Resume Writing Tips and Guidelines
A resume is a professional summary of your experiences and qualifications for the position you are seeking. It informs an employer of your accomplishments, educational and personal background, work experience, and interests. It also serves as your opportunity to sell YOU!
A good resume should detail the following to an employer:
Download a sample resume template
- Who you are
- What you know
- What you have done
Top 10 Do’s When Preparing Your Resume
- Limit yourself to one page. As a rule, two page resume are acceptable ONLY when you have more than ten years of experience.
- Be accurate and truthful.
- Use bulleted statements where possible. This makes it easier to scan your resume.
- Begin sentences with action verbs instead of "I."
- Customize your resume to focus on your skills and qualifications related to the position. You can do this by scanning the job ad for keywords and phrases.
- Describe significant contributions at your current and previous positions and, if possible, how they impacted the bottom line. Another tip, quantify your experiences. For example, “Directed the activities of 12 Associate Appraisers and seven Appraiser Trainees."
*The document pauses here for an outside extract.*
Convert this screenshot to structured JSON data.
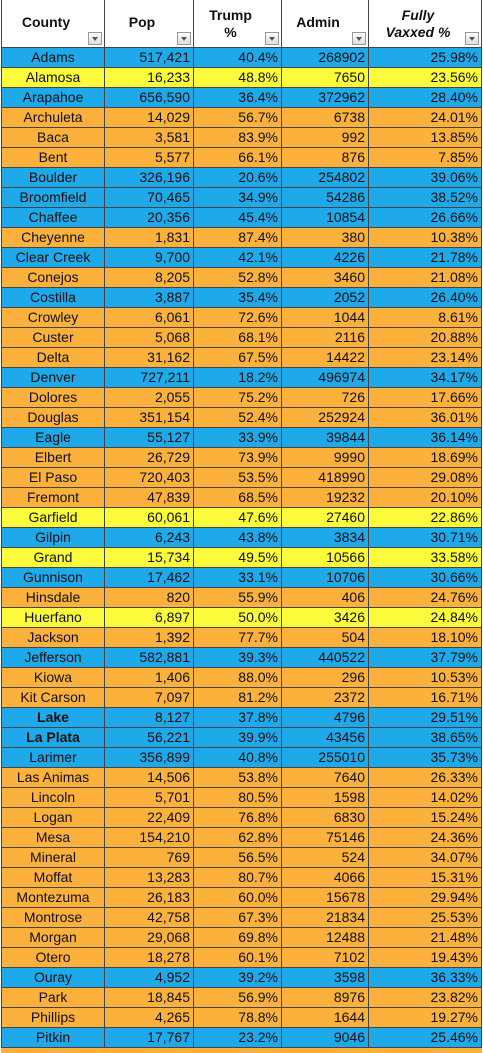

- Proofread carefully. Don’t depend on the computer to fix all of your errors. It’s also helpful to read your resume aloud or ask a friend to proof it.
- Prioritize the content by listing the most important data in the upper sections. If you have relevant work experience, list this above your education, etc.
- Be sure to mention software and product applications with which you have experience.
- List any professional certifications or designations you have achieved or are working towards such as MAI, SRA etc., and any involvement with professional, trade, and civic associations.
Top 10 Don’ts When Preparing Your Resume
- Lie about your work experience or education. Period.
- Provide exact dates. Instead list months and years, which are sufficient.
- Detail every aspect of your career. If your resume exceeds one page you’ve probably listed too much information. Remember, your resume is a summary of your work experiences.
- Disclose reasons for being terminated or leaving a job (this will be discussed in the interview).
- Include high school education if you're a college graduate.
- Supply personal information like height, weight, health conditions or individual beliefs.
- List references or state "References available upon request." Hiring managers assume you will provide these when asked.
- Disclose salary information. If an ad requests a salary range, include it in your cover letter.
- Use professional jargon unless you’re sure the resume will be read by someone who will understand.
- Use lofty, redundant language, puns or wordplays (i.e. “repeat again” or “in light of the fact that”).